Ferguson is well suited to this task: he is a gifted journalist, the author of many books, including fiction, drama and biography, and - not least - was the charismatic minister of St Magnus Cathedral in Kirkwall. His back catalogue of postings include Easterhouse in Glasgow and leader of the ecumenical and radical Iona Community.

Ferguson reveals GMB to be a complex character, a conscious wearer of defensive masks: gentle and charming, but at times vicious and hurtful. In the midst of crushing depressions - often fuelled by drink - his salvation is to pick up the cheap Biro and keep on writing. He emerges as a selfish man, emotionally needy and ardent for female love and affection. He finds a reciprocated attraction in women of all ages but is unable to take responsibility for these relationships and absents himself if threatened.

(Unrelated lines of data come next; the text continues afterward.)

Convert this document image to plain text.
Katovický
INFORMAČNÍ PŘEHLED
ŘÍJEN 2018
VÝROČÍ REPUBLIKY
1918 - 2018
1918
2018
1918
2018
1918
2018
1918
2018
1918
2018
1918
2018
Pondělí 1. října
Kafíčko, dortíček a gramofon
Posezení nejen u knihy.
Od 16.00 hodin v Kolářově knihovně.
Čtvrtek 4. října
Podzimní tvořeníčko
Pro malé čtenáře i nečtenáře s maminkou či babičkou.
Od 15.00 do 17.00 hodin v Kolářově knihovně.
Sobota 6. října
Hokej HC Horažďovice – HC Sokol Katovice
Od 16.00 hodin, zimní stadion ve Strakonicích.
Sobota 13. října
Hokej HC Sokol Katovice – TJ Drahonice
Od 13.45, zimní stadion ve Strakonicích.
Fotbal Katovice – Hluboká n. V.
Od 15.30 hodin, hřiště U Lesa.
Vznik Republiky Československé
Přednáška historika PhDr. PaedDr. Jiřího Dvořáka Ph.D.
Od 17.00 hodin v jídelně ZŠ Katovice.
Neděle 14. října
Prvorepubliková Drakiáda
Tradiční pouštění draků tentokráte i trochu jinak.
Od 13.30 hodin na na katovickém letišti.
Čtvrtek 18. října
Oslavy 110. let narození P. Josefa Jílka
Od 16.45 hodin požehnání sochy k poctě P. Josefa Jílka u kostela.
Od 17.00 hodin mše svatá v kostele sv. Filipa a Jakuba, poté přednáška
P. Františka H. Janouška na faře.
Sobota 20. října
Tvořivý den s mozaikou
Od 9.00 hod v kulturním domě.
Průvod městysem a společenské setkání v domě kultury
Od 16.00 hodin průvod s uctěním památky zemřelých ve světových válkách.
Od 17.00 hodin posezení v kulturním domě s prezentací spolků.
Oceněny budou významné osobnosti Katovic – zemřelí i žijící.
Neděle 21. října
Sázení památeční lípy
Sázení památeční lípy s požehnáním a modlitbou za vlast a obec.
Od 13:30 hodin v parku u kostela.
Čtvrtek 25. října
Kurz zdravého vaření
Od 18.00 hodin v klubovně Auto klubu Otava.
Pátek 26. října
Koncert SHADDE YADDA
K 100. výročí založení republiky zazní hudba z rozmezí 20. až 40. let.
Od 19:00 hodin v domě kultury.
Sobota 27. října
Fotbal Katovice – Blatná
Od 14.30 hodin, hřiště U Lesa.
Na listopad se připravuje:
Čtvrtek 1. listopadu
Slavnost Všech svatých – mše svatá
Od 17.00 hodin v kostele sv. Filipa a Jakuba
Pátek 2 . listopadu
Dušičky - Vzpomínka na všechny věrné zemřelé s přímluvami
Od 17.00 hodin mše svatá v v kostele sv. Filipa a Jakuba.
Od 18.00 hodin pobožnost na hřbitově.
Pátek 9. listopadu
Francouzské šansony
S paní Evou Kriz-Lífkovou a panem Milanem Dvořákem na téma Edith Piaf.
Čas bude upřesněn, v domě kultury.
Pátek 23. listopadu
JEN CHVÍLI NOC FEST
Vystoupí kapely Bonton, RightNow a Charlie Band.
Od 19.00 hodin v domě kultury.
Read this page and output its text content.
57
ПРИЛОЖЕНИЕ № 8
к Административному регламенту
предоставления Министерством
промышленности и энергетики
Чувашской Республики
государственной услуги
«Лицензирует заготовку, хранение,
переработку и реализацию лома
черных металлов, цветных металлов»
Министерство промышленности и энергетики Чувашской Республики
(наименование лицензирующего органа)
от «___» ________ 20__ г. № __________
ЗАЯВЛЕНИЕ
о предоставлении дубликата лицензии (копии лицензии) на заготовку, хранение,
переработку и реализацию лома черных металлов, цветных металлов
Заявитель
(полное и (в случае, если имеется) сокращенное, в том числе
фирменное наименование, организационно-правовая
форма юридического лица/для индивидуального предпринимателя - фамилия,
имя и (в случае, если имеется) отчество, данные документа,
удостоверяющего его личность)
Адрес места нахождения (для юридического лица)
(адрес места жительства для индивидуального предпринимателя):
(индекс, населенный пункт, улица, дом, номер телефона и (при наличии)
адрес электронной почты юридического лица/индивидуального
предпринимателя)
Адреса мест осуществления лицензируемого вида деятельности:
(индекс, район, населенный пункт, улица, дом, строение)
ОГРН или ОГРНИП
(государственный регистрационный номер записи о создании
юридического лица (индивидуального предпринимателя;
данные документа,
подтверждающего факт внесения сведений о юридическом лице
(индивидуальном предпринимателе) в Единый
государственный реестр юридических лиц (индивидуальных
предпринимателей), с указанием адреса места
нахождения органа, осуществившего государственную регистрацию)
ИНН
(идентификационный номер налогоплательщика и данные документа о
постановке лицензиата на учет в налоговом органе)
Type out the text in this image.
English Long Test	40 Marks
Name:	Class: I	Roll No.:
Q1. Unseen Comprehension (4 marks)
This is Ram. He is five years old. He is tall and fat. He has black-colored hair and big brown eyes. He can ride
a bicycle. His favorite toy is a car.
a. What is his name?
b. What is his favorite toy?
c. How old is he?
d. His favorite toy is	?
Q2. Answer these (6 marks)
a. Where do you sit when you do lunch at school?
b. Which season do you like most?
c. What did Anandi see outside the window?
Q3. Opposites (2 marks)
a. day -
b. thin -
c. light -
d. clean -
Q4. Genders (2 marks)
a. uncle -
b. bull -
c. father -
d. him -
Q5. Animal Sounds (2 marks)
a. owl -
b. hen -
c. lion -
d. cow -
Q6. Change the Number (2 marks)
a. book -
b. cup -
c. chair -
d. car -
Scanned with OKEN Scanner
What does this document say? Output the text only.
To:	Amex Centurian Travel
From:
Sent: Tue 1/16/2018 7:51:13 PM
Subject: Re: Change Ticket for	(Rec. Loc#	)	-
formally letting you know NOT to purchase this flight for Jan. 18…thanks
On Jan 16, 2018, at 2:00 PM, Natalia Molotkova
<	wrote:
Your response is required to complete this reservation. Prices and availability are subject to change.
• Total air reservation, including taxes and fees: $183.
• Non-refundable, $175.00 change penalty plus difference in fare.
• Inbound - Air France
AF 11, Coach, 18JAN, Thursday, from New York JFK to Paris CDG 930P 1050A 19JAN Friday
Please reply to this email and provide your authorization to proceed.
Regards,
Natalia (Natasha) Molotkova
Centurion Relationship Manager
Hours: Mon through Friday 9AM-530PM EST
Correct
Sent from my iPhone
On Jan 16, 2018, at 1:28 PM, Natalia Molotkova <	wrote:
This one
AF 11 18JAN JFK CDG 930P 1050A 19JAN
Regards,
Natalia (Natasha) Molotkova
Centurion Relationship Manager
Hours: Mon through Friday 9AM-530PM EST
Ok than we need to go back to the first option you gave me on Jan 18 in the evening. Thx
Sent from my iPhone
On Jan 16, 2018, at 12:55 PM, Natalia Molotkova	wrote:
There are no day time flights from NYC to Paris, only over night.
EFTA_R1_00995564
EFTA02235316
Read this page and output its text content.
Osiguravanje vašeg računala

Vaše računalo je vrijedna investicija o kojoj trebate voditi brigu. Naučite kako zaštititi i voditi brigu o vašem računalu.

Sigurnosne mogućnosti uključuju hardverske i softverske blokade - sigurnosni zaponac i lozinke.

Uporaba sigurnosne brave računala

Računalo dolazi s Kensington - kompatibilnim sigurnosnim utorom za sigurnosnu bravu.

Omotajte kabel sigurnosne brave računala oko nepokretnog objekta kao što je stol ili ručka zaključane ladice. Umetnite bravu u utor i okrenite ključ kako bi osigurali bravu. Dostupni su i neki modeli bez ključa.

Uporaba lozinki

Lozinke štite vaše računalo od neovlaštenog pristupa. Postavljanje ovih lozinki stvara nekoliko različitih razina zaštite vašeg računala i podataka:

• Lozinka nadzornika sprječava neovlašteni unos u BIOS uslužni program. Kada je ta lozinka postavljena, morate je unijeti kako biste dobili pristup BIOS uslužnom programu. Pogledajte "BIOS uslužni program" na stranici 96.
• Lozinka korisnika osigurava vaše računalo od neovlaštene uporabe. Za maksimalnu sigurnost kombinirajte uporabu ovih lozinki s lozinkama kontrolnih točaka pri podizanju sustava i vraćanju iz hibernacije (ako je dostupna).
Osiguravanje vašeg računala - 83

Ferguson has tracked down new letters between GMB and Stella Cartwright that make poignant reading: two vulnerable and sensitive people, both lost in alcohol, seeking and giving solace to one another. We hear a strikingly direct, emotional voice from the poet with the nuanced and crafted mask of the skald removed.

This biographer has cast his net wide, dealing perceptively and persuasively with all aspects of his subject's life and art. In doing so, he has recruited the views and opinions of many writers, friends of the poet, artists and thinkers from Orkney and Scotland, who reflect upon GMB, religion and art, and their place in Scottish life. This results in an authoritative and exhaustive account of his subject.

If Ferguson is at times over-generous in allowing others to discourse on GMB, it is more than compensated by his own observations that carry their weight lightly in an informal, inclusive style. For example, while GMB and his spiritual mentor Edwin Muir are deeply critical of Calvinism, Ferguson mounts a spirited defence of John Knox as a progressive, well-rounded thinker, dismissing the ahistorical and ill-informed views that have characterised him as a "morose Scottish Orangeman". This book deepens our understanding of Scottish literature today and illuminates the life and work of one of its central figures.


Ron Ferguson, who was described by George Mackay Brown as a true craftsman in literature, is an award-winning writer and former Presbyterian minister of Orkney's St Magnus Cathedral.